Hakim milletlerle mahkum milletler arasındaki fark terazide bir dirhem farkıdır. O da yetişmiş insan unsurudur.”
Bu söz Mısırlı bir düşünüre ait.
Yetişmiş insan farkı, bilgi farkı, kalb ve dimağ farkı olarak da ifade edilebilir.
Eğer Osmanlı’nın çözülüş dönemine girdiği zamandan beri “Kaht-ı rical – Adam kıtlığı”ndan söz ediyorsak, eğer dertli yürekler 100 yıl önce “Bir zamanlar biz de millet hem nasıl milletmişiz...”gibi “Donanma ordu yürürken muzafferen ileri / Üzengi öpmeye hasretti Garb’ın elçileri”gibi hasret yüklü mısralar yazıyorsa, dimağlarda – gönüllerde bir şeyleri kaybetmiş olmamızdan ve onun devlet – toplum hayatına yakıcı gerçekler halinde yansımış bulunmasından kaynaklanıyor.
İstesek de istemesek de dünya ile temas halindeyiz ve bu, normal zamanlarda yarış halinde, anormal boyutlara gidildiğinde de savaş halinde ete kemiğe bürünüyor.
Bilgi ve kişilik donanımı, neticeleri belirleyen önemli unsurlar. İman, coşku, bilgi ile donanırsa yarışta – savaşta daha olumlu neticeler almak mümkün. Top dökeceksiniz, gemileri karadan yürüteceksiniz, bunu sağlayacak araçları üreteceksiniz vs...Dara düşerseniz, çocuğunuzun kundağı ile mermileri de sararsınız, ama dara düşmemeye çalışmak önceliklidir. Zaaf içinde gözükmek, düşmanın iştahını artırır. Sulhu salah istiyorsak, cenge hazır olduğumuzun bilinmesi lazımdır.
Konuyu eğitime getirmek istiyorum.
Salı günü Antalya’da, Orta Öğretim Genel Müdürlüğünün düzenlediği bir toplantıya katıldım. 2 bin okul müdürünü orada toplamışlar, orta öğretimin sorunlarını görüşüyorlar.

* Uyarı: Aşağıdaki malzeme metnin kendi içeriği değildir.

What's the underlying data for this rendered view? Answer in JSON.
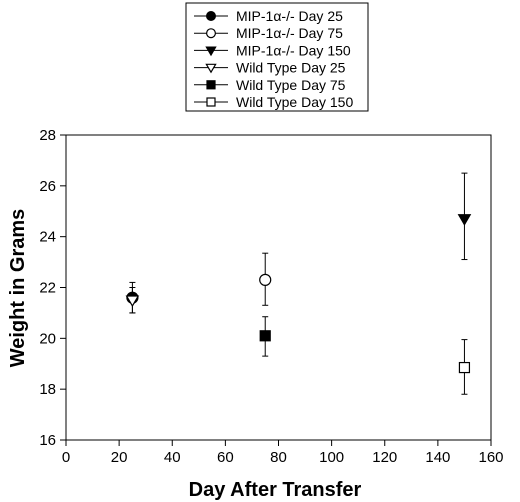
{
  "chart_data": {
    "type": "scatter",
    "title": "",
    "xlabel": "Day After Transfer",
    "ylabel": "Weight in Grams",
    "xlim": [
      0,
      160
    ],
    "ylim": [
      16,
      28
    ],
    "xticks": [
      0,
      20,
      40,
      60,
      80,
      100,
      120,
      140,
      160
    ],
    "yticks": [
      16,
      18,
      20,
      22,
      24,
      26,
      28
    ],
    "grid": false,
    "legend_position": "top-center",
    "series": [
      {
        "name": "MIP-1α-/- Day 25",
        "marker": "circle",
        "filled": true,
        "x": [
          25
        ],
        "y": [
          21.6
        ],
        "err_low": [
          21.0
        ],
        "err_high": [
          22.2
        ]
      },
      {
        "name": "MIP-1α-/- Day 75",
        "marker": "circle",
        "filled": false,
        "x": [
          75
        ],
        "y": [
          22.3
        ],
        "err_low": [
          21.3
        ],
        "err_high": [
          23.35
        ]
      },
      {
        "name": "MIP-1α-/- Day 150",
        "marker": "triangle-down",
        "filled": true,
        "x": [
          150
        ],
        "y": [
          24.7
        ],
        "err_low": [
          23.1
        ],
        "err_high": [
          26.5
        ]
      },
      {
        "name": "Wild Type Day 25",
        "marker": "triangle-down",
        "filled": false,
        "x": [
          25
        ],
        "y": [
          21.5
        ],
        "err_low": [
          21.0
        ],
        "err_high": [
          22.0
        ]
      },
      {
        "name": "Wild Type Day 75",
        "marker": "square",
        "filled": true,
        "x": [
          75
        ],
        "y": [
          20.1
        ],
        "err_low": [
          19.3
        ],
        "err_high": [
          20.85
        ]
      },
      {
        "name": "Wild Type Day 150",
        "marker": "square",
        "filled": false,
        "x": [
          150
        ],
        "y": [
          18.85
        ],
        "err_low": [
          17.8
        ],
        "err_high": [
          19.95
        ]
      }
    ]
  }
}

Beni de hem 15 Temmuz’u anlatmak hem eğitim üzerine düşüncelerimi almak için davet ettiler. 900’e yakın okul müdürüne ve Milli Eğitim Üst Yöneticilerine hitap ettim. Ayrıca Müsteşar Yardımcısı Muhterem KurtBey dahil üst yönetim kadroları ile özel sohbetlerimiz oldu.